Naturally, this story is too good to be true. "The Postman" is based on a novel, "Burning Patience," by Antonio Skarmeta, in which the postman was a teen-age boy. Anyway, the postman is a fiction, and Neruda's real home during the early 1950's (when the story takes place) was on Capri, a less undiscovered place than this film's delightfully sleepy setting. But what's most clearly a fiction here is the effect that Mario's lovely naivete has on Neruda himself. Touched by the younger man's guilelessness, the writer is moved to show Mario that life on the island doesn't need the services of a visiting poet. It already has a poetry of its own.
"The Postman" would be awfully cloying if it hammered home that notion too insistently. In fact the thought is expressed with gentle grace, and it is tempered by other, wittier effects of Neruda's presence. There's a sweetly romantic subplot about Mario's insistence that poetry have some practical application. He wants it to win him the beautiful Beatrice (Maria Grazia Cucinotta), who's not much of a reader but likes being compared to a butterfly.
There's the hilarious way Beatrice's aunt is scandalized by such tactics, which she doesn't quite understand but does know are dangerous. And there's the sobering moment when Mario grasps what he must look like to a man of Neruda's celebrity. "I lived in complete solitude with the most simple people in the world," Neruda eventually tells a newspaper interviewer. Those simple people aren't entirely flattered by that description. Mario's reaction is more complicated, with a disillusionment that is also the measure of how profoundly Neruda has changed him.
Mr. Noiret, the superb French actor who is such a sturdy presence, has so much of the right lumbering gravity for Neruda that his performance is hardly hurt by being dubbed into Italian. He accomplishes the major feat of making Neruda's side of this tale plausible, and gives his love of poetry real immediacy on screen.
And Mr. Noiret is magnetic enough to account for the villagers' debate about the essence of Neruda's appeal. Mario and his postal superior spend a lot of time noticing how many female correspondents this outspoken Communist poet and politician seems to have. Mario thinks this must make Neruda "the poet loved by women," but his boss finds that embarrassing and staunchly corrects it. Neruda, he proclaims, is "the poet loved by the people."
Still, neither he nor Mario nor anything else about "The Postman" can resist the romance of Neruda. And those letters from the ladies just won't quit. The boss is finally forced to modify his position. "Even the women are interested in politics in Chile," he concedes.

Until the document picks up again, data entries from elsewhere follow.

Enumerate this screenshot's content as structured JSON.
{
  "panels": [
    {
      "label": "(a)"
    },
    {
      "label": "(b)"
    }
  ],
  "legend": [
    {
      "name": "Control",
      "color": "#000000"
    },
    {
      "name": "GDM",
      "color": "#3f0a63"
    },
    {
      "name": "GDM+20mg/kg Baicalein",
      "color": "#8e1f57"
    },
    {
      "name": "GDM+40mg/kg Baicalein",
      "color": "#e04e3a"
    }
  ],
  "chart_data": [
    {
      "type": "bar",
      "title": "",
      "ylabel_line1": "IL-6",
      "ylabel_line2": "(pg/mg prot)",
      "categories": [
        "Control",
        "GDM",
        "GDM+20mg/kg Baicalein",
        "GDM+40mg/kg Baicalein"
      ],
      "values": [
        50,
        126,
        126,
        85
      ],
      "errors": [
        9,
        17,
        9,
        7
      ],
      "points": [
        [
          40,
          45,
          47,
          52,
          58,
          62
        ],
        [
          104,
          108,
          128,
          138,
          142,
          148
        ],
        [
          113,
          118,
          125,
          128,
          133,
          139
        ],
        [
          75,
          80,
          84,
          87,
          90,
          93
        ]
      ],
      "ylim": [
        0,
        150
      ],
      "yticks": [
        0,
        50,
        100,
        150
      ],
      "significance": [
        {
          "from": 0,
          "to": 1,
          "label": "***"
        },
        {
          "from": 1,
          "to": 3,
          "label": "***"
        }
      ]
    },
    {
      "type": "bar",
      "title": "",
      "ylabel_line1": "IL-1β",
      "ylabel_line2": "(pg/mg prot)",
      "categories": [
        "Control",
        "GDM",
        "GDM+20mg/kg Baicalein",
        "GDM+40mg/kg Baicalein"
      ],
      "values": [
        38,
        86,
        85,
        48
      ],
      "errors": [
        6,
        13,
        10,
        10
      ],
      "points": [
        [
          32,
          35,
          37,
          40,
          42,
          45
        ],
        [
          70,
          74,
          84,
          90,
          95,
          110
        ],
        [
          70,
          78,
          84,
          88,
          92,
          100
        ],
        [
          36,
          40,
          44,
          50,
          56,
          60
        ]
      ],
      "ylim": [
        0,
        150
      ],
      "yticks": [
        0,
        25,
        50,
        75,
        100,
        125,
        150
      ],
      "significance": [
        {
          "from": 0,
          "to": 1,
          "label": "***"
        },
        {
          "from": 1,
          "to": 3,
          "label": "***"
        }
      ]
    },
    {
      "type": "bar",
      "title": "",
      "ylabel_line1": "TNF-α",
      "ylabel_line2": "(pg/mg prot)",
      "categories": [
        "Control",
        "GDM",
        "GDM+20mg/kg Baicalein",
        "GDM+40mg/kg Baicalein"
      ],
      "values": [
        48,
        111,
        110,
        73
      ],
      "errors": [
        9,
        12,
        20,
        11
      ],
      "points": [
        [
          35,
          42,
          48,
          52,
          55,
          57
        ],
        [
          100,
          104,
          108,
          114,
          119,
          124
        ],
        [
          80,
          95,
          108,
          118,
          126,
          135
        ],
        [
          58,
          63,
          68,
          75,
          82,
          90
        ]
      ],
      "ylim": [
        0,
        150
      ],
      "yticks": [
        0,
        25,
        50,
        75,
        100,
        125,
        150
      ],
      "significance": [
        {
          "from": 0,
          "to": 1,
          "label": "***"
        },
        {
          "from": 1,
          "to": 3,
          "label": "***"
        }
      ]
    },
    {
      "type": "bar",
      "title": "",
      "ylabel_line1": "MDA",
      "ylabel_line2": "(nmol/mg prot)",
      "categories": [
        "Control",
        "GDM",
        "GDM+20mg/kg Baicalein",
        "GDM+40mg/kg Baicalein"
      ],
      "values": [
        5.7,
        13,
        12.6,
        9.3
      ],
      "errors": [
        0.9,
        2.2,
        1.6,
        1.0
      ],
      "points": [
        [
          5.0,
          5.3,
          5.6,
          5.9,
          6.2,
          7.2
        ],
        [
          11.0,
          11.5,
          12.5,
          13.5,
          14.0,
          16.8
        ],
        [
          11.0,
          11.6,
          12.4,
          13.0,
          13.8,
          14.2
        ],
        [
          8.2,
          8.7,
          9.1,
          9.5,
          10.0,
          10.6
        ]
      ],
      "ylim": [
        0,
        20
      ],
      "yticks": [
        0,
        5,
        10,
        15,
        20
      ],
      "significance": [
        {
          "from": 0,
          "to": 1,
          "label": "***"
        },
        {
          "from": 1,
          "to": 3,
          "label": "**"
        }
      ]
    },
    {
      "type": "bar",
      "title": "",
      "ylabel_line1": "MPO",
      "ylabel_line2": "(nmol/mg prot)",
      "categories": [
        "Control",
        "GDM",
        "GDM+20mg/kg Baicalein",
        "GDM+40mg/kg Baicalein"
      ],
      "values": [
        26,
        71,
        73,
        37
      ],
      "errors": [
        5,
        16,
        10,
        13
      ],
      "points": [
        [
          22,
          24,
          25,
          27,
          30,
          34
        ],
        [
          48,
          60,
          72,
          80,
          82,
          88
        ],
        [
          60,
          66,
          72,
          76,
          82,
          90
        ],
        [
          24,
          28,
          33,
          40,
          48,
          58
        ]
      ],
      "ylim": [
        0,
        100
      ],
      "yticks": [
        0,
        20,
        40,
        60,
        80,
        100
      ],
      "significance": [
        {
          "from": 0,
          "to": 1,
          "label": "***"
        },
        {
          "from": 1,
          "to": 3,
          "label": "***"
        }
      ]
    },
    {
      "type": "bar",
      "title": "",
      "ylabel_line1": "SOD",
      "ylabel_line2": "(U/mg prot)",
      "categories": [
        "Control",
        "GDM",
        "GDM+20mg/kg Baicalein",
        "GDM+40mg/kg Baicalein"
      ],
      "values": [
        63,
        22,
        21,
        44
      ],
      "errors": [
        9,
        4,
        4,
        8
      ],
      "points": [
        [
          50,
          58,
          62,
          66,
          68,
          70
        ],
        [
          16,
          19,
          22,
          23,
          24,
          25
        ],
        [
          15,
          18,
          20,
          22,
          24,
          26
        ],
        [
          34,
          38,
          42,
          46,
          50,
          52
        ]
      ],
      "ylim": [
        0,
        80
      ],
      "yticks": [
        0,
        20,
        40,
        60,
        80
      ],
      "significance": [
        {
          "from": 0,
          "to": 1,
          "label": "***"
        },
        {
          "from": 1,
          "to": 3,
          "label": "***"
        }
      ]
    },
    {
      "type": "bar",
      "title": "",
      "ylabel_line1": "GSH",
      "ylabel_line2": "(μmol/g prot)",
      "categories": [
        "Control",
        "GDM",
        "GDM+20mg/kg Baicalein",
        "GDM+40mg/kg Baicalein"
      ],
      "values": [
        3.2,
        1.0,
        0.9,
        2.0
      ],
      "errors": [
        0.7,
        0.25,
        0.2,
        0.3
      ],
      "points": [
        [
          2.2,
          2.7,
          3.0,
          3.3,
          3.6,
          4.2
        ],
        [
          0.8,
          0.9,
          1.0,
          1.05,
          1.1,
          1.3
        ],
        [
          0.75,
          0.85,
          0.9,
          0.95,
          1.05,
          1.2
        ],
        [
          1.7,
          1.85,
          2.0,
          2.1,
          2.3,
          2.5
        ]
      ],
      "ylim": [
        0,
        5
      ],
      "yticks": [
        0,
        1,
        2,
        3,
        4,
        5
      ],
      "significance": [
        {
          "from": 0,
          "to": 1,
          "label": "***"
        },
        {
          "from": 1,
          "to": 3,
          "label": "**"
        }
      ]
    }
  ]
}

THE POSTMAN (IL POSTINO) Directed by Michael Radford; written (in Italian, with English subtitles) by Anna Pavignano, Mr. Radford, Furio Scarpelli, Giacomo Scarpelli and Massimo Troisi, based on the novel "Burning Patience" by Antonio Skarmeta; director of photography, Franco Di Giacomo; edited by Roberto Perpignani; music by Luis Enrique Bacalov; production designer, Lorenzo Baraldi; produced by Mario and Vittorio Cecchi Gori and Gaetano Daniele; released by Miramax. Running time: 113 minutes. This film is not rated. WITH: Massimo Troisi (Mario), Philippe Noiret (Pablo Neruda), Maria Grazia Cucinotta (Beatrice), Linda Moretti (Rosa) and Renato Scarpa (Telegraph Operator).